Black is picked up in several major details too. It’s hard to ignore the suspended Oblica fireplace splitting the living room and kitchen, or the extraordinary bath in the open plan bathroom. Black tap ware provides the same contrast, as do the slim-line wall sconces, curated furniture and the luxuriously oversized bedhead.

Studio Tom has a place for everything and everything has a place; just like the manicured lawn, there isn’t a blade of grass not positioned correctly. At night however, when the view is less of a feature, the experience is drawn inward. The expansive glass disappears, and the glow of a functioning, real home, separate to the magazine-like lifestyle it projects, becomes more apparent. “Night-time is a very dramatic experience,” explains Pierce, “there’s not a grid per se, just lights where required. It’s about not distracting the inhabitant from the views.”

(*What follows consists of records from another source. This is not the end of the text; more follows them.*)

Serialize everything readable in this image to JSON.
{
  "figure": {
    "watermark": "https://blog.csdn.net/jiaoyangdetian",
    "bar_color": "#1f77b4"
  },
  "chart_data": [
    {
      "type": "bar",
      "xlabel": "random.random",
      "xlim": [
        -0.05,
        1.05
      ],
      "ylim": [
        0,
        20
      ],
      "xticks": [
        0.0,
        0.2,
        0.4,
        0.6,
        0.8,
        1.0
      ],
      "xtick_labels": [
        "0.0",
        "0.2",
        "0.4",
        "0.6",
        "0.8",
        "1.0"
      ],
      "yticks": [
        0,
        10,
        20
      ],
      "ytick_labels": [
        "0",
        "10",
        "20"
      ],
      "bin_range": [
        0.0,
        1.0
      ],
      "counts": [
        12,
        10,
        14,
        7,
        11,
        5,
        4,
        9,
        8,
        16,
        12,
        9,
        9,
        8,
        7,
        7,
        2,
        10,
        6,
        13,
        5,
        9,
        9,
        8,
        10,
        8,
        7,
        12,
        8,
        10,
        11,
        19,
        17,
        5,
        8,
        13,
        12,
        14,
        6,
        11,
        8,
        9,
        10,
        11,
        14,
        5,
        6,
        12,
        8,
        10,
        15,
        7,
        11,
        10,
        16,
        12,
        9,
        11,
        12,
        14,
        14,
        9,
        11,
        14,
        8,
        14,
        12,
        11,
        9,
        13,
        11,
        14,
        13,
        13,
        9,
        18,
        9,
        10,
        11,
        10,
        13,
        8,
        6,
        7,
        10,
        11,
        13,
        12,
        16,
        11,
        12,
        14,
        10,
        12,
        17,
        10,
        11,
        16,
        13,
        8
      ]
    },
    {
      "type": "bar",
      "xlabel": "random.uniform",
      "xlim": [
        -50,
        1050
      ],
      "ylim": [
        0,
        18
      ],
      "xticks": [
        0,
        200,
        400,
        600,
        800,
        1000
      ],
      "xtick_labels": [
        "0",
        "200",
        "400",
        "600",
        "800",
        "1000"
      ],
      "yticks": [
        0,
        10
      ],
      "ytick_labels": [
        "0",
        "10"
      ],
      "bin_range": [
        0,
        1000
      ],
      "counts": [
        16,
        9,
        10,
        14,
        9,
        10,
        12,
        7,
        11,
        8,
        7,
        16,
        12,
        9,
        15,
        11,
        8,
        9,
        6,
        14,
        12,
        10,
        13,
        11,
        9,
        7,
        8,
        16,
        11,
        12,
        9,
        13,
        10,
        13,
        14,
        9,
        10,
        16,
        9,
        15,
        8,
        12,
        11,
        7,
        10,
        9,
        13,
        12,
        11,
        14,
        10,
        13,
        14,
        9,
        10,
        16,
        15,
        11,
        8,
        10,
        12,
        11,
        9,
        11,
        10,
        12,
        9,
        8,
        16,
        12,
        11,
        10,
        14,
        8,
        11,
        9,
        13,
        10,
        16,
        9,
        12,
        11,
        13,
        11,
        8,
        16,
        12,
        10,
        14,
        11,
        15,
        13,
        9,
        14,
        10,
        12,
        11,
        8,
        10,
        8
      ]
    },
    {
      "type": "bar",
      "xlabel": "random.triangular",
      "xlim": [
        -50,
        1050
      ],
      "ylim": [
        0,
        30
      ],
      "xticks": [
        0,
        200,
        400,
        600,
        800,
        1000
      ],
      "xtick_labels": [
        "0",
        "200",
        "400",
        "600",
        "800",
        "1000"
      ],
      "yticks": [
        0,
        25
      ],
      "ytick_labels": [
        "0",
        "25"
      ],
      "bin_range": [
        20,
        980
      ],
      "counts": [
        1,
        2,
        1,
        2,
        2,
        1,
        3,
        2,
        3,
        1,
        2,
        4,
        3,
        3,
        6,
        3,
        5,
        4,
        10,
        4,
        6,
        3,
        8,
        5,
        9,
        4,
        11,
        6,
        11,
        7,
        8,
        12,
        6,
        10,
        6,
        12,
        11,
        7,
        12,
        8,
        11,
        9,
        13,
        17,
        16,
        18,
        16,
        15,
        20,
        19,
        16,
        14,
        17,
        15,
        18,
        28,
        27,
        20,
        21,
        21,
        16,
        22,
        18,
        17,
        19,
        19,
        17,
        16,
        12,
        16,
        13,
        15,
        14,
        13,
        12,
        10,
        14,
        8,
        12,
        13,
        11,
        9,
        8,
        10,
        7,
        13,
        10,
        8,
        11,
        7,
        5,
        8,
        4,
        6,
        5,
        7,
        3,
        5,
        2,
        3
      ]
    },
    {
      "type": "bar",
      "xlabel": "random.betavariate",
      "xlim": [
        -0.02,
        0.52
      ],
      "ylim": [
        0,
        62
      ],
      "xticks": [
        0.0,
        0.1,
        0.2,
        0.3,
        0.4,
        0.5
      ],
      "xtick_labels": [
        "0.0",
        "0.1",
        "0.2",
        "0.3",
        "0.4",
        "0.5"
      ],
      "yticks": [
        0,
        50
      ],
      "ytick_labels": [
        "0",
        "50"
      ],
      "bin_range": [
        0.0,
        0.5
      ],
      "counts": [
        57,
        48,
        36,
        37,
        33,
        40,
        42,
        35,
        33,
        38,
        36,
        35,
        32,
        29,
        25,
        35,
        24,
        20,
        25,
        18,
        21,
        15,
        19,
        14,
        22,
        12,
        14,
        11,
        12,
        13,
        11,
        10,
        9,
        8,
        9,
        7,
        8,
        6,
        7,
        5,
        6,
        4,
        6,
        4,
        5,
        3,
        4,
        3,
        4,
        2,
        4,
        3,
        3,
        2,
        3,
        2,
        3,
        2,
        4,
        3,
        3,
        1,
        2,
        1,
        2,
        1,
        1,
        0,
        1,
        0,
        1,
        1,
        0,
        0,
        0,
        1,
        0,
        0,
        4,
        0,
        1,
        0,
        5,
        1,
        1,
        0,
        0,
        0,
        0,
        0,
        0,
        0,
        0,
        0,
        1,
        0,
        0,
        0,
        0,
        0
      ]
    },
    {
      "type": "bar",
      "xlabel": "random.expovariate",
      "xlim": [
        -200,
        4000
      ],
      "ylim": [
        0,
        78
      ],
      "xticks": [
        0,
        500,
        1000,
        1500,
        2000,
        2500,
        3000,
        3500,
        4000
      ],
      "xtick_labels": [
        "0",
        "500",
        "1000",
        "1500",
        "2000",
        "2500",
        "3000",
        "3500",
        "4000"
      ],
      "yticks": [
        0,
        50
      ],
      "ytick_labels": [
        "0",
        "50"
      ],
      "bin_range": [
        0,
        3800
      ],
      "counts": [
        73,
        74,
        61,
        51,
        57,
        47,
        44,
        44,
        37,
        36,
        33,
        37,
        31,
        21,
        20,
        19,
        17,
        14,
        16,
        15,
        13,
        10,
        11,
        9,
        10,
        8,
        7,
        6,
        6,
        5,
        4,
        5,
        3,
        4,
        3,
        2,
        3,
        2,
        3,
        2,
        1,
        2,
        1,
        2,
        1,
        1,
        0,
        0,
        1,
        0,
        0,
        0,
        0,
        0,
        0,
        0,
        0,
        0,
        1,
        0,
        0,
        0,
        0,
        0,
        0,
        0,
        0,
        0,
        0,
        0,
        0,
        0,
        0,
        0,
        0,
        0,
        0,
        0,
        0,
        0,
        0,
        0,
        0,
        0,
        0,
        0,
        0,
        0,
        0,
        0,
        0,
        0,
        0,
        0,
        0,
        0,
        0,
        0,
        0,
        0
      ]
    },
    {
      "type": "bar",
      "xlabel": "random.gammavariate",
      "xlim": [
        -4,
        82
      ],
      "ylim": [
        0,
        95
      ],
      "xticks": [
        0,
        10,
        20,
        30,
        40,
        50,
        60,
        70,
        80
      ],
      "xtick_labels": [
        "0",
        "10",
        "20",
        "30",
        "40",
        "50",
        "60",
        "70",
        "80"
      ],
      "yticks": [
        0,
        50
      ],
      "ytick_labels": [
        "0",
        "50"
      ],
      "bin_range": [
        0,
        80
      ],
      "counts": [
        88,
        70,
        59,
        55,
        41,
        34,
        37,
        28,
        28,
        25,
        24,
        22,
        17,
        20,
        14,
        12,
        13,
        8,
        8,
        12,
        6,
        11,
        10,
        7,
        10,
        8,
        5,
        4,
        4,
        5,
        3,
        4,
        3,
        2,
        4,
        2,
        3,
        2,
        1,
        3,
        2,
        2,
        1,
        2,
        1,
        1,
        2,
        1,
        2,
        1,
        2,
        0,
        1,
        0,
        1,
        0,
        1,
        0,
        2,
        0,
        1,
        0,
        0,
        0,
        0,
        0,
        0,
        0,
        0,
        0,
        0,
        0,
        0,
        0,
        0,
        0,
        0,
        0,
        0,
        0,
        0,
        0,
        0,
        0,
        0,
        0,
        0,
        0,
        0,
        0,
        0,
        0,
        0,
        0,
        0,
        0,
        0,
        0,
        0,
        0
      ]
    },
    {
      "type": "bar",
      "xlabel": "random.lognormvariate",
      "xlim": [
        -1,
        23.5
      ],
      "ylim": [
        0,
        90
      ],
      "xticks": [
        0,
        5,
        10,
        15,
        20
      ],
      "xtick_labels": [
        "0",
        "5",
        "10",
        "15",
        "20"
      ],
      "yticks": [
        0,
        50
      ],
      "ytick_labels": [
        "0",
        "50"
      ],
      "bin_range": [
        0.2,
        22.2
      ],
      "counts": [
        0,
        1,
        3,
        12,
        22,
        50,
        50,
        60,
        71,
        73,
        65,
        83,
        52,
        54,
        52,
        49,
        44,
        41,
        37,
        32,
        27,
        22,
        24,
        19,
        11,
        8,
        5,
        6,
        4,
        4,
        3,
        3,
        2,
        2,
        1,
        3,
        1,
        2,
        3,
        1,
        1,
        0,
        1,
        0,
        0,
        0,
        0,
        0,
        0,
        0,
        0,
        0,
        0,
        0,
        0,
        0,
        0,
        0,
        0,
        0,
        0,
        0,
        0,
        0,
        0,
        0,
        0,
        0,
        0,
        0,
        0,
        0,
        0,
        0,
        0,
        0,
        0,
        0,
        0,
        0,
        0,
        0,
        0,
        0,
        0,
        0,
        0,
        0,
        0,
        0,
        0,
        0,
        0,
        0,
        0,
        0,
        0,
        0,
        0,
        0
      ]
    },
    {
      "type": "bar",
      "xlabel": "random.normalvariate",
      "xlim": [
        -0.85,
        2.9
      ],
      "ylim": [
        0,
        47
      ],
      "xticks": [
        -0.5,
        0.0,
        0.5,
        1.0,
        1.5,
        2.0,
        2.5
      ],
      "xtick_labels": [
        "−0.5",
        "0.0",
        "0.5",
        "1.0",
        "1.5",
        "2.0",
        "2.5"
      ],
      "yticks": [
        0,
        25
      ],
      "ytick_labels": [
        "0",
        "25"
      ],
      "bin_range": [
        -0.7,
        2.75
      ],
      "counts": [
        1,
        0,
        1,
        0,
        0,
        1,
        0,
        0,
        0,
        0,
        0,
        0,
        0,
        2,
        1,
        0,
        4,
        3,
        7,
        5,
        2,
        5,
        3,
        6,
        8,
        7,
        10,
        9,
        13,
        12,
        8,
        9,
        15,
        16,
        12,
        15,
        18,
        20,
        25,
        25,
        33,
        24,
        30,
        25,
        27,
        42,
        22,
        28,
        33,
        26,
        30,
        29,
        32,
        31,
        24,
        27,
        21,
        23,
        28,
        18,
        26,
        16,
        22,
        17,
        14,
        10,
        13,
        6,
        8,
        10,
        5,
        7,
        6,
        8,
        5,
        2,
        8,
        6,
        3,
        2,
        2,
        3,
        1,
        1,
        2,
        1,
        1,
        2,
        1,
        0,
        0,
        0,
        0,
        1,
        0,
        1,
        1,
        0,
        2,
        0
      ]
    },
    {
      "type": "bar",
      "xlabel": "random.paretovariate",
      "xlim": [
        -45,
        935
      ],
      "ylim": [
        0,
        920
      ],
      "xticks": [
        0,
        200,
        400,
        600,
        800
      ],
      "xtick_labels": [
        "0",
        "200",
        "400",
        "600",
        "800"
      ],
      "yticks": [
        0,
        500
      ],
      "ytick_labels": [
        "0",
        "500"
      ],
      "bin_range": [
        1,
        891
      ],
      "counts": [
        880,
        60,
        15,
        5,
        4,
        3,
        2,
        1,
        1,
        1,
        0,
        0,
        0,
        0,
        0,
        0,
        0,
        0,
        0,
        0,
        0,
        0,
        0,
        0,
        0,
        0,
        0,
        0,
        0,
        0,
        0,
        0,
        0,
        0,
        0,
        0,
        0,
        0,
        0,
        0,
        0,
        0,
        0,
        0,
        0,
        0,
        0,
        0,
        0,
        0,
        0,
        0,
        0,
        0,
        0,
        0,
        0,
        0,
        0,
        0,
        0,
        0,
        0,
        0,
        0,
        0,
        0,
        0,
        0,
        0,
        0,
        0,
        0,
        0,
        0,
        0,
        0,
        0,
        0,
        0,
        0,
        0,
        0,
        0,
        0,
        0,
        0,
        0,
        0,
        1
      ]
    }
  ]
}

There’s a whiff of Phillip Johnson’s Glasshouse and a sense of place like Van der Rohe’s Farnsworth House to be found in the preciseness of Winter Creek. Surrounded by trees, the rigidity of modernism can be at odds with the natural environment, but also uniquely places it to fully appreciate its beauty. During the day, when the transparency of the home is at its greatest, the deceptive simplicity of minimalism reaches its zenith, and the impact is truly felt.

Winter Creek exudes restraint, consistency and control. Achieving a house of this quality requires nothing less, but in doing so - and much like the Case Study Homes of the mid-century - demonstrates the possibilities of architecture, design, materials and technology.